Warren Buffett (Quotes from Buffett Partnership Letter, January 20,1966)
- We might invest up to 40% of our net worth in a single security under conditions coupling an extremely high probability that our facts and reasoning are correct with a very low probability that anything could drastically change underlying value of the investment. We are obviously only going to go to 40% in very rare situations – this rarity, of course, is what makes it necessary that we concentrate so heavily when we see such an opportunity.
- Frankly there is nothing I would like better than to have 50 different investment opportunities, all of which have a mathematical expectation (this term reflects the range of all possible relative performances, including negative ones, adjusted for the probability of each – no yawning, please) of achieving performance surpassing the Dow by, say, fifteen percentage points per annum. If the fifty individual expectations were not intercorrelated (what happens to one is associated with what happens to the other) I could put 2% of our capital into each one and sit back with a very high degree of certainty that our overall results would be very close to such a fifteen percentage point advantage. It doesn’t work that way.
- We have to work extremely hard to find just a very few attractive investment situations. Such a situation by definition is one where my expectation (defined as above) of performance is at least ten percentage points per annum superior to the Dow. Among the few we do find, the expectations vary substantially.
- The question always is, ‘How much do I put in number one (ranked by expectation of relative performance) and how much do I put in number eight?’
- This depends to a great degree on the wideness of the spread between the mathematical expectation of number one versus number eight.
- It also depends upon the probability that number one could turn in a really poor relative performance. Two securities could have equal mathematical expectations, but one might have .05 chance of performing fifteen percentage points or more worse than the Dow, and the second might have only .01 chance of such performance. The wider range of expectation in the first case reduces the desirability of heavy concentration in it.
- The optimum portfolio depends on the various expectations of choices available and the degree of variance in performance which is tolerable.
- We probably have had only five or six situations in the nine-year history of the Partnership where we have exceeded 25%. Any such situations are going to have to promise very significantly superior performance relative to the Dow compared to other opportunities available at the time. They are also going to have to possess such superior qualitative and/ or quantitative factors that the chance of serious permanent loss is minimal (anything can happen on a short-term quotational basis …).
- In selecting the limit to which I will go in any one investment, I attempt to reduce to a tiny figure the probability that the single investment (or group, if there is intercorrelation) can produce a result for our total portfolio that would be more than ten percentage points poorer than the Dow.
- We presently have two situations in the over 25% category – one a controlled company, and the other a large company where we will never take an active part. It is worth pointing out that our performance in 1965 was overwhelmingly the product of five investment situations.
- A quote not in the 1966 letter: “With each investment you make, you should have the courage and the conviction to place at least 10 per cent of your net worth in that stock”

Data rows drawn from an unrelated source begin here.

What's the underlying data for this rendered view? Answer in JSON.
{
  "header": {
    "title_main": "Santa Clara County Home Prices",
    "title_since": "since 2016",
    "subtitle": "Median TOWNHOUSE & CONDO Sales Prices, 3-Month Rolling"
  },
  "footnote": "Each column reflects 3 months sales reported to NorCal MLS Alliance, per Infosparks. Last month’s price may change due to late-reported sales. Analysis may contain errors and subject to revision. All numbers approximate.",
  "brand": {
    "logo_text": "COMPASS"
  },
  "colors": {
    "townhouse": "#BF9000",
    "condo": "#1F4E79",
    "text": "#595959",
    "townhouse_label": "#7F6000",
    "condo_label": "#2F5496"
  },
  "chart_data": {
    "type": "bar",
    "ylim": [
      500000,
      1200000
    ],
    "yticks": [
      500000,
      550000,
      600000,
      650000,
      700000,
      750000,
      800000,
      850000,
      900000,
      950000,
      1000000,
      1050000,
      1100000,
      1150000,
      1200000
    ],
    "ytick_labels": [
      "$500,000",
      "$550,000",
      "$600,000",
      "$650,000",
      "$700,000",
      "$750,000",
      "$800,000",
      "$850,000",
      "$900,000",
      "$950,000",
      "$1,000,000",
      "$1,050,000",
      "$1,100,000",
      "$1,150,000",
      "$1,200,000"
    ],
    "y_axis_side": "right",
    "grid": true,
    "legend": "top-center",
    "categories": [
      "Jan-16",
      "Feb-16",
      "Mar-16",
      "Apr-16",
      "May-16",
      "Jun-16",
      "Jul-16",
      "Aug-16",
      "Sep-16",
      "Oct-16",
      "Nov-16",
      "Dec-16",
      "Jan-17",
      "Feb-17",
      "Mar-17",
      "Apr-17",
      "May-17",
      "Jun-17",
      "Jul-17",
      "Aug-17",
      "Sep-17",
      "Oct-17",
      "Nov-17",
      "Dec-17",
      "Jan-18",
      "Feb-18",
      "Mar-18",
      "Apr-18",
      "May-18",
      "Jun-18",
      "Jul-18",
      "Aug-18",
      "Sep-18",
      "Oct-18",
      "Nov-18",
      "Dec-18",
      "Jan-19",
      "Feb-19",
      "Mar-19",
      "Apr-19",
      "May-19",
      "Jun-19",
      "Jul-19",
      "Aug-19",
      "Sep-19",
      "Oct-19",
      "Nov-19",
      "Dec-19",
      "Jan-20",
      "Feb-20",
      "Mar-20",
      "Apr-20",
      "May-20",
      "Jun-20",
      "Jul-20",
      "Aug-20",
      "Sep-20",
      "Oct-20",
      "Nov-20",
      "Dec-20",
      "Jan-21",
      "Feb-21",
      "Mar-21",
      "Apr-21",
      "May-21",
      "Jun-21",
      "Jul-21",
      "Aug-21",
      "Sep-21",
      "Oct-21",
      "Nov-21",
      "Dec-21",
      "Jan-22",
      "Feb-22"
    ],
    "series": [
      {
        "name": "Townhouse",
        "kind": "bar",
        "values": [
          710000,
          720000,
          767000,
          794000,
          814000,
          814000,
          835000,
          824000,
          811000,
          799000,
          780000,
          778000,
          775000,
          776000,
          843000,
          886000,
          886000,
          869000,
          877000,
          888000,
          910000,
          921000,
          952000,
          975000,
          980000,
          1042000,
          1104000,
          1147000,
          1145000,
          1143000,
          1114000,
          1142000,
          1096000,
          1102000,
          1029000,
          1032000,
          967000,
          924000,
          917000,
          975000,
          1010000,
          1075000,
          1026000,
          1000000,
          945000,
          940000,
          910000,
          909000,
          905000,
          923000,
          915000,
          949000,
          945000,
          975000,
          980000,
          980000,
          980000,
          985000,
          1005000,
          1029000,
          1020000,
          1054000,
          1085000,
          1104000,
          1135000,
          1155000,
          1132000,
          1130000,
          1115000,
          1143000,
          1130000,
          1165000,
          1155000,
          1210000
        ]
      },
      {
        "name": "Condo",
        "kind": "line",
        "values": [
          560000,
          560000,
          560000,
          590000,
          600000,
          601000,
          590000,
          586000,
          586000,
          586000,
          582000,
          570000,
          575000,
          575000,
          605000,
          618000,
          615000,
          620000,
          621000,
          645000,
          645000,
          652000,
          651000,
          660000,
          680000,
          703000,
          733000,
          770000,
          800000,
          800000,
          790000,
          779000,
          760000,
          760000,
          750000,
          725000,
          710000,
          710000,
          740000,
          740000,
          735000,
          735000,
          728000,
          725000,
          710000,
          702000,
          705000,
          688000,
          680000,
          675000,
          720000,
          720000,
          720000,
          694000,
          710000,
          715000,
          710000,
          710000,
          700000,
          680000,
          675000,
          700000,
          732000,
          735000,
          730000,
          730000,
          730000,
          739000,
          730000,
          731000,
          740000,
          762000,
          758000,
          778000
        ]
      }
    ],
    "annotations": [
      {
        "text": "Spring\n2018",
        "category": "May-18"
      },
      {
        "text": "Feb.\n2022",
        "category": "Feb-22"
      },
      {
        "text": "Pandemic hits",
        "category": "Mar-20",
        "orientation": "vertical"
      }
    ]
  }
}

Note that those are Buffett’s thoughts in 1966. We know from the more recent comments by Buffett/Munger that the variance of the portfolio is no longer a concern once they have moved to the Berkshire Hathaway holding company structure as opposed to a hedge fund / partnership structure. Hence adding in a large number of stocks to lower the variance, and incurring a performance hit in the returns, does not make sense any more.
Another thing to note is the explicit use of calculating mathematical expectations for the potential returns of each investment, and also looking that the probability of a really poor performance despite having a high expectation.
One thing that I thought should not be done is to try to calculate the outperformance relative to the Dow. To do that will require you to project how the Dow will do, and that is difficult. It also does not serve the point as it is the absolute return that matters. There might be some debate here as many value mangers (including Buffett in his letter) that if the index went down 30% but your portfolio went down 15%, then it is a good year. I would say that what needs to be evaluated is the execution, whether or not you monitored closely and moved swiftly to protect capital, as opposed to saying that the timing is too hard so ignore it. Firstly you need to determine whether the event would lead to a market-wide downturn (e.g. the credit crisis yes, but not the dot-com boom-bust where staple stocks like JNJ maintained their value) If there is an event that will lead to a market-wide downturn, I would say that a good manager would have known of that possibility early on, just that the timing of which is hard to predict. The manager should be watching the appropriate indicators and to get the hell out when the crumbling starts (e.g. for the housing crisis, when the delinquencies hits, margin calls start, etc., and for trading exuberance like the dot-com boom, and you are in tech stocks, could be if a stock dropped under its 20-day MA for 4 days, etc.)